= Colen Donck =

Colen Donck (in English "Donck's Colony") was a 24,000 acre patroonship in New Netherland along the southern Hudson River in today's Bronx and Yonkers established by Dutch-American lawyer and land developer Adriaen van der Donck.

==History==
The land was granted van der Donck by controversial Director General of New Netherlands Willem Kieft in 1646 in return for van der Donck's role as an interpreter and peacemaker in conflicts between Dutch colonists and Native Americans. The West India Company had purchased the land (then called "Kiskiskeck") from its Native American holders in 1639.

Van der Donck's parcel began on the mainland directly to the north of the island (Manhattan), continued along the river for twelve miles, and carried eastward as far as the Bronx River, becoming much of what is today the Bronx and southwestern Westchester County.

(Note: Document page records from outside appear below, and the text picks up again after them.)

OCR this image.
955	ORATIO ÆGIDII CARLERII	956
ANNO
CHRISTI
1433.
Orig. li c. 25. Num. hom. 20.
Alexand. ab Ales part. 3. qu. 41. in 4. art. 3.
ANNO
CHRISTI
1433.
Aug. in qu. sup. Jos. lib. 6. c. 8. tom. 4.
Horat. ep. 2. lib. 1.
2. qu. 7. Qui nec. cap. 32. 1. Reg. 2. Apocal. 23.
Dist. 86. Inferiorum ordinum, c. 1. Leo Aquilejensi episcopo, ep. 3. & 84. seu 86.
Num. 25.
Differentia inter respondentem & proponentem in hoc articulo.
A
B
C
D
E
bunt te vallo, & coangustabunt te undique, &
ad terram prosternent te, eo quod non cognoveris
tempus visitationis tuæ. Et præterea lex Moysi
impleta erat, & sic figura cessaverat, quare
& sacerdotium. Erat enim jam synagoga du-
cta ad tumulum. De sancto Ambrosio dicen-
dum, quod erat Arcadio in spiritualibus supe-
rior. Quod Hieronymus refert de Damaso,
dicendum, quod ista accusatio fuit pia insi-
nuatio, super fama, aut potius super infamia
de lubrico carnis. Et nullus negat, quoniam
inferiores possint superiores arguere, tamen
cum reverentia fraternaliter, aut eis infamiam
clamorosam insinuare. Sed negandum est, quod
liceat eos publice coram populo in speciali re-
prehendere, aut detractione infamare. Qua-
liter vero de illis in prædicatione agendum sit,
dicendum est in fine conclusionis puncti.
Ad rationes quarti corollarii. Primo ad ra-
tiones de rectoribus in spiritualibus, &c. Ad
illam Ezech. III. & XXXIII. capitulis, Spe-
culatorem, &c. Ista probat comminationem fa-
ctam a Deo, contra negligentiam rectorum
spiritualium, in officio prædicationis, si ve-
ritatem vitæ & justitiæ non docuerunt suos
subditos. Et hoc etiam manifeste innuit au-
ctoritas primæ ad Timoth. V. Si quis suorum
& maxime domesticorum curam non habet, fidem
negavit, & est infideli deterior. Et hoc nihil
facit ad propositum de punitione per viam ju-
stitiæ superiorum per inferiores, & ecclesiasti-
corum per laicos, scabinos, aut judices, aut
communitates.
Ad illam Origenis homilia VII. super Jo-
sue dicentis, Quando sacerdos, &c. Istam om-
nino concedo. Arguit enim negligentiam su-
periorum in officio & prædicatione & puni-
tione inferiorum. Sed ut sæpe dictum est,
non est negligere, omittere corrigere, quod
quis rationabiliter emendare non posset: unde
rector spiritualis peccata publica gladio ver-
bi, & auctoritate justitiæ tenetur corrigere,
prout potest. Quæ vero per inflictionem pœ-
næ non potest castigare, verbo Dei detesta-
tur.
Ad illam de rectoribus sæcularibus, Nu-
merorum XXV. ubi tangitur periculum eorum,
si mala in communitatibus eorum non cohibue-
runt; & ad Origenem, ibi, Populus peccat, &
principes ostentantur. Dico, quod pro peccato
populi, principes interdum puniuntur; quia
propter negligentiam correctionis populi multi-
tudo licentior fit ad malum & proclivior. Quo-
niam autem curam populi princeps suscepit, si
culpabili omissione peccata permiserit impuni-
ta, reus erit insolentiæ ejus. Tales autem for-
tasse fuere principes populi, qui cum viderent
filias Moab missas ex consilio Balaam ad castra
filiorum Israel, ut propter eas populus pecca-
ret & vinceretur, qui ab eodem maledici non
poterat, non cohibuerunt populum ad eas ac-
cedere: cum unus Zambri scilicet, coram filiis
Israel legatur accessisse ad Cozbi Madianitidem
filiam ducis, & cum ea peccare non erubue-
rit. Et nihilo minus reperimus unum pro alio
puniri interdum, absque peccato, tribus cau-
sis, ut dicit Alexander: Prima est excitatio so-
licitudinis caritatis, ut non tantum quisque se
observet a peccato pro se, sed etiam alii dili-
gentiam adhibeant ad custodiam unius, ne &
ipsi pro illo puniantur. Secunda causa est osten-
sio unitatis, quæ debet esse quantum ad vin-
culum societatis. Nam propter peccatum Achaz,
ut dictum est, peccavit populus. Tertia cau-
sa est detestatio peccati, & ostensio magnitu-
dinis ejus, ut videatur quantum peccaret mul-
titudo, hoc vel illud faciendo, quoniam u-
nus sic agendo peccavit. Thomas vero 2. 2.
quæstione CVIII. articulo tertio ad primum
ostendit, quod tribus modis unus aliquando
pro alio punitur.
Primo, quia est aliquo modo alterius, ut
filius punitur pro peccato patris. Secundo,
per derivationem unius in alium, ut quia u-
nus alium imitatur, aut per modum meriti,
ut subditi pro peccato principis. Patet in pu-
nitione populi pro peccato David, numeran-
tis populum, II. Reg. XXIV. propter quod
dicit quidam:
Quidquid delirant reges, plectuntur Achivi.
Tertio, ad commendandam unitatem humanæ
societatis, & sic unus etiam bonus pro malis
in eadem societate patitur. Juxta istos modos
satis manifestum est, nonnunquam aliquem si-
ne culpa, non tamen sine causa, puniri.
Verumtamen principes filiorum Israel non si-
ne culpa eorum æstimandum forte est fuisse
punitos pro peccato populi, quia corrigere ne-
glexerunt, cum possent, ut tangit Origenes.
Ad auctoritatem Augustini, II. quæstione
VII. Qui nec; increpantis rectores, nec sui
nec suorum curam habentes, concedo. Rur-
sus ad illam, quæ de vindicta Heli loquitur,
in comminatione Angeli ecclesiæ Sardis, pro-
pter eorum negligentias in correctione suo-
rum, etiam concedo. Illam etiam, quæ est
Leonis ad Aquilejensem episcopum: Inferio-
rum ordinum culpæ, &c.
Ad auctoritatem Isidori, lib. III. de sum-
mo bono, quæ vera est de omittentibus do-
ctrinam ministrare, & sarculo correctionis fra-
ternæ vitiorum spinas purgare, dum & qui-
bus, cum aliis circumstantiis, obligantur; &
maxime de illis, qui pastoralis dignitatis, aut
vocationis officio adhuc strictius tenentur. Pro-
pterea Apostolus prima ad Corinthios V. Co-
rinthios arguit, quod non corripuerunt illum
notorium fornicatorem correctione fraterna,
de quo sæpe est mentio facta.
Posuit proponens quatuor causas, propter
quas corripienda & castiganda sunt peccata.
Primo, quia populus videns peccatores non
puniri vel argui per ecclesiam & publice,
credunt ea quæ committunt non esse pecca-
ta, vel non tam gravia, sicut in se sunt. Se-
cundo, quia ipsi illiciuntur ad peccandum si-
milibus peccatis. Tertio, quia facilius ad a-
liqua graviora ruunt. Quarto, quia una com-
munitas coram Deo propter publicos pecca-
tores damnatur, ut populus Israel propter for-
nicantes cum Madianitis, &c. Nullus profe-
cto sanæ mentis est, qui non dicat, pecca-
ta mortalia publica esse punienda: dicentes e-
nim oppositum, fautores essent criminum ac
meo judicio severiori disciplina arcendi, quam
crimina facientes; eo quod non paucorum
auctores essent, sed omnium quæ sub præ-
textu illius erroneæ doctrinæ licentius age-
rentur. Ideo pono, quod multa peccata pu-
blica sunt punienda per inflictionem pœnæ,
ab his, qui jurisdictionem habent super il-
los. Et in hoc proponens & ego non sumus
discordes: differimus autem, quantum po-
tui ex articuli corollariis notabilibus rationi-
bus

He named his estate Colen Donck (or "Colendonck"; spellings vary, the latter being more consistent with Dutch construction) and built his house between current-day Van Cortlandt Lake and Broadway. He also built a saw mill on the Neperan River where it flows into the Hudson. He then built a grist mill to process the corn grown on what had been the old Indian corn grounds. Van der Donck paid the Indian chief Tacharew, whose tribe used to live on the land, as a gesture of friendship. This area later became part of Van Cortlandt Park. The estate was so large that locals referred to him as the Jonkheer ("young gentleman" or "squire"), the source of today's name "Yonkers". His political activities and trip to Holland, precluded his giving the patroonship the attention it needed.

Records show Van der Donck to have been alive in August 1655. He is described as having died on Manhattan island in 1655 by Who's Who in America. Records of the following January indicate there was a dispute between his relations over two bibles taken by Indians in the sacking of his home in the raids known as the Peach War, leaving the cause of his death unknown.

His widow remarried and moved to Maryland. Obtaining confirmation of title from Governor Richard Nicolls, she sold the land to her brother, Elias Doughty, who then began to sell off parcels. A portion later became part of the Manor of Fordham. Northern section became the Manor of Philipsburg.